Cela s’explique sans doute en partie par une accessibilité (notamment financière) du produit accrue pour les jeunes issus d’un tel milieu. La sociabilité, caractérisée par la fréquence des moments passés avec des amis, apparaît fortement liée avec le niveau d’expérimentation de la cocaïne. Ainsi, à 17 ans, les jeunes qui passent presque quotidiennement du temps avec leurs amis dans un bar, café ou pub sont cinq fois plus nombreux à avoir déjà expérimenté la cocaïne que ceux qui ne sortent jamais [7]

4. Consommations associées

La consommation d’autres produits, notamment d’alcool, de médicaments psychotropes et de cannabis, est fréquemment associée.

5. Demande de soins

En Europe, 16% de l’ensemble des demandes de traitement pour des troubles liés à l’usage de drogues concernaient la cocaïne en 2007 [1]. Elle arrive en deuxième position comme drogue consommée parmi les patients suivis en ambulatoire dans des centres spécialisés.
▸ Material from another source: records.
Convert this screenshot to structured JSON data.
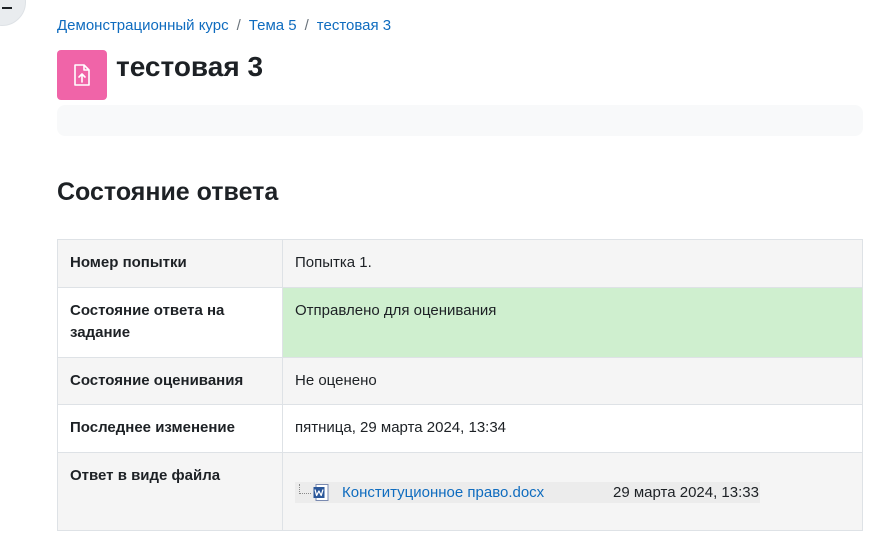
{
  "breadcrumb": {
    "items": [
      "Демонстрационный курс",
      "Тема 5",
      "тестовая 3"
    ],
    "separator": "/"
  },
  "header": {
    "title": "тестовая 3",
    "icon": "assignment-upload-icon",
    "icon_color": "#f064a8"
  },
  "submission_status": {
    "heading": "Состояние ответа",
    "rows": [
      {
        "label": "Номер попытки",
        "value": "Попытка 1."
      },
      {
        "label": "Состояние ответа на задание",
        "value": "Отправлено для оценивания",
        "highlight": "#cfefcf"
      },
      {
        "label": "Состояние оценивания",
        "value": "Не оценено"
      },
      {
        "label": "Последнее изменение",
        "value": "пятница, 29 марта 2024, 13:34"
      },
      {
        "label": "Ответ в виде файла",
        "file": {
          "name": "Конституционное право.docx",
          "date": "29 марта 2024, 13:33",
          "icon": "word-document-icon"
        }
      }
    ]
  },
  "colors": {
    "link": "#0f6cbf",
    "text": "#1d2125"
  }
}
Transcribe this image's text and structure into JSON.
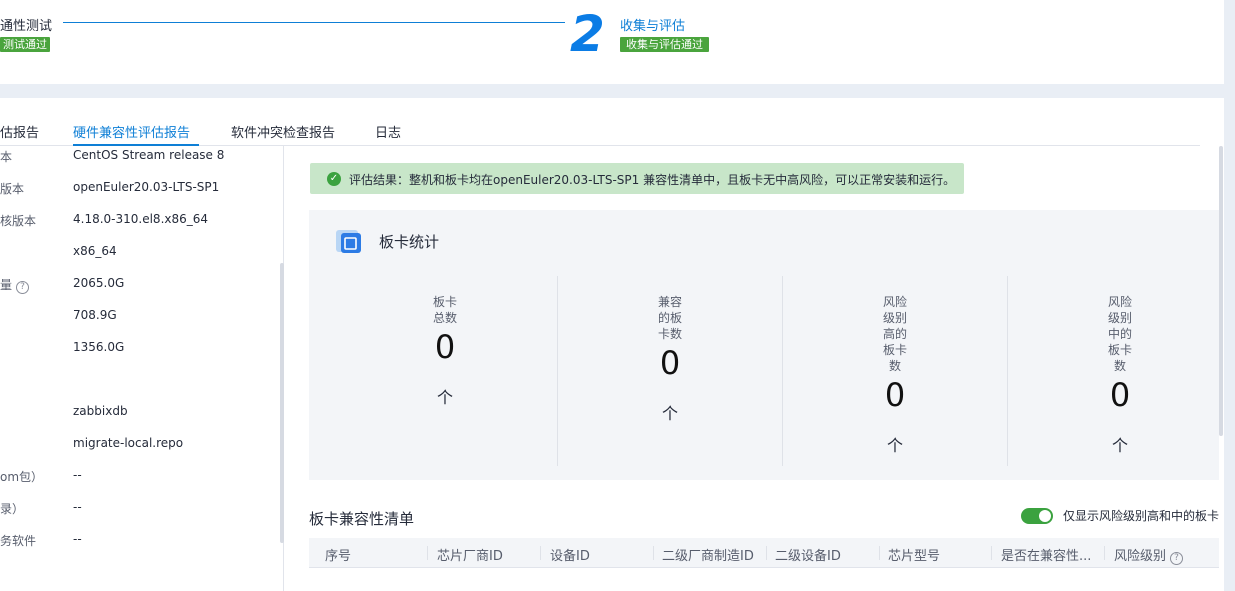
{
  "stepper": {
    "step1": {
      "title": "通性测试",
      "badge": "测试通过"
    },
    "step2": {
      "number": "2",
      "title": "收集与评估",
      "badge": "收集与评估通过"
    }
  },
  "tabs": [
    {
      "label": "估报告"
    },
    {
      "label": "硬件兼容性评估报告",
      "active": true
    },
    {
      "label": "软件冲突检查报告"
    },
    {
      "label": "日志"
    }
  ],
  "info": [
    {
      "label": "本",
      "value": "CentOS Stream release 8"
    },
    {
      "label": "版本",
      "value": "openEuler20.03-LTS-SP1"
    },
    {
      "label": "核版本",
      "value": "4.18.0-310.el8.x86_64"
    },
    {
      "label": "",
      "value": "x86_64"
    },
    {
      "label": "量",
      "value": "2065.0G",
      "help": "?"
    },
    {
      "label": "",
      "value": "708.9G"
    },
    {
      "label": "",
      "value": "1356.0G"
    },
    {
      "label": "",
      "value": ""
    },
    {
      "label": "",
      "value": "zabbixdb"
    },
    {
      "label": "",
      "value": "migrate-local.repo"
    },
    {
      "label": "om包）",
      "value": "--"
    },
    {
      "label": "录）",
      "value": "--"
    },
    {
      "label": "务软件",
      "value": "--"
    }
  ],
  "alert": {
    "icon": "check-circle-icon",
    "text": "评估结果：整机和板卡均在openEuler20.03-LTS-SP1 兼容性清单中，且板卡无中高风险，可以正常安装和运行。"
  },
  "stats": {
    "title": "板卡统计",
    "items": [
      {
        "label_lines": [
          "板卡",
          "总数"
        ],
        "value": "0",
        "unit": "个"
      },
      {
        "label_lines": [
          "兼容",
          "的板",
          "卡数"
        ],
        "value": "0",
        "unit": "个"
      },
      {
        "label_lines": [
          "风险",
          "级别",
          "高的",
          "板卡",
          "数"
        ],
        "value": "0",
        "unit": "个"
      },
      {
        "label_lines": [
          "风险",
          "级别",
          "中的",
          "板卡",
          "数"
        ],
        "value": "0",
        "unit": "个"
      }
    ]
  },
  "list": {
    "title": "板卡兼容性清单",
    "toggle_label": "仅显示风险级别高和中的板卡",
    "toggle_on": true,
    "columns": [
      "序号",
      "芯片厂商ID",
      "设备ID",
      "二级厂商制造ID",
      "二级设备ID",
      "芯片型号",
      "是否在兼容性...",
      "风险级别"
    ]
  },
  "colors": {
    "accent": "#0e7fd6",
    "success": "#4aa43d",
    "alert_bg": "#c8e6c9"
  }
}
De 1999 à 2005, le pourcentage de nouvelles demandes de traitement concernant la cocaïne a augmenté de 13% parmi l’ensemble des patients souffrant d’addiction [1].

6. Particularités de la consommation de crack

En France, le crack est consommé quasi exclusivement à Paris, dans les Antilles et en Guyane. En effet, la forme fumable de la cocaïne, freebase/crack, est apparue tout d’abord dans les trois départements français d’Amérique au milieu des années 1980, avec une scène ouverte localisée entre les quartiers de la Goutte d’Or et de Stalingrad à Paris.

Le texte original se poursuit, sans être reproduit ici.